As you can see, these concepts need to be quite precise in order to be meaningful. In the next sub-
stage, each concept is tested.
Concept testing
New product concepts, such as those given above, need to be tested with groups of target
consumers. The concepts can be presented to consumers either symbolically or physically. The
question is always: does the particular concept have strong consumer appeal? For some concept
tests, a word or picture description might be sufficient. However, to increase the reliability of the test,
a more concrete and physical presentation of the product concept may be needed. After exposing
the concept to the group of target consumers, they will be asked to answer questions in order to find
out the consumer appeal and customer value of each concept.
The marketing strategy statement consists of three parts and should be formulated carefully:
A description of the target market, the planned value proposition, and the sales, market share and
profit goals for the first few years
An outline of the product’s planned price, distribution and marketing budget for the first year
The planned long-term sales, profit goals and the marketing mix strategy.

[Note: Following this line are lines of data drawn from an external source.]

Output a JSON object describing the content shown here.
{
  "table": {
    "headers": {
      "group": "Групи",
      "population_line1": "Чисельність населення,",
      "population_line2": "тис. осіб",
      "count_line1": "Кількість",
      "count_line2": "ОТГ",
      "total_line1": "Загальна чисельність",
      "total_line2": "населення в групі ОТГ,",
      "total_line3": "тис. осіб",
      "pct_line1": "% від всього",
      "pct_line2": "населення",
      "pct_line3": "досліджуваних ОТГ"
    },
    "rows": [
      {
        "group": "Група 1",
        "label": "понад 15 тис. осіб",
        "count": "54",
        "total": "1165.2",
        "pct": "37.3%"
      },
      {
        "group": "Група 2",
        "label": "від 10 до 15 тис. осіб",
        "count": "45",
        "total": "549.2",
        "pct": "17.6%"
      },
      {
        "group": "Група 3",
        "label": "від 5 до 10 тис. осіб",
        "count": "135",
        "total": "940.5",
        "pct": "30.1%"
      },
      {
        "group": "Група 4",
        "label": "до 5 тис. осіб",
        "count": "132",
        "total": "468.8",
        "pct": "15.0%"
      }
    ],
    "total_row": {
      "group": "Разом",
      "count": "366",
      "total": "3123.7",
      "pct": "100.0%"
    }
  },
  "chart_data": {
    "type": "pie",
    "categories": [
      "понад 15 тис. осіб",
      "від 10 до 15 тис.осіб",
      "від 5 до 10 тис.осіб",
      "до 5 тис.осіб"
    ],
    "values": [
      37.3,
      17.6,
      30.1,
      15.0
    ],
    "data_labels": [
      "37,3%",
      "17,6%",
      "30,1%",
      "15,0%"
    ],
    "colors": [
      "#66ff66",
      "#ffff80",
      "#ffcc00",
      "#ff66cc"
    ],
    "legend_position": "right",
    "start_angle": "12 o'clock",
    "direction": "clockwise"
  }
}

In order to estimate sales, the company could look at the sales history of similar products and
conduct market surveys. Then, it should be able to estimate minimum and maximum sales to assess
the range of risk. When the sales forecast is prepared, the firm can estimate the expected costs and
profits for a product, including marketing, R&D, operations etc. All the sales and costs figures
together can eventually be used to analyse the new product’s financial attractiveness.
The R&D department will develop and test one or more physical versions of the product concept.
Developing a successful prototype, however, can take days, weeks, months or even years, depending
on the product and prototype methods.
Also, products often undergo tests to make sure they perform safely and effectively. This can be done
by the firm itself or outsourced.
In many cases, marketers involve actual customers in product testing. Consumers can evaluate
prototypes and work with pre-release products. Their experiences may be very useful in the product
development stage.
The amount of test marketing necessary varies with each new product. Especially when introducing a
new product requiring a large investment, when the risks are high, or when the firm is not sure of the
product or its marketing programme, a lot of test marketing may be carried out.
8. Commercialisation
Test marketing has given management the information needed to make the final decision: launch or
do not launch the new product. The final stage in the new product development process is
commercialisation. Commercialisation means nothing else than introducing a new product into the
market. At this point, the highest costs are incurred: the company may need to build or rent a
manufacturing facility. Large amounts may be spent on advertising, sales promotion and other
marketing efforts in the first year.
Introduction timing. For instance, if the economy is down, it might be wise to wait until the following
year to launch the product. However, if competitors are ready to introduce their own products, the
company should push to introduce the new product sooner.
Introduction place. Where to launch the new product? Should it be launched in a single location, a
region, the national market, or the international market? Normally, companies don’t have the
confidence, capital and capacity to launch new products into full national or international distribution
from the start. Instead, they usually develop a planned market rollout over time.
In all of these steps of the new product development process, the most important focus is on creating
superior customer value. Only then, the product can become a success in the market. Only very few
products actually get the chance to become a success. The risks and costs are simply too high to
allow every product to pass every stage of the new product development process.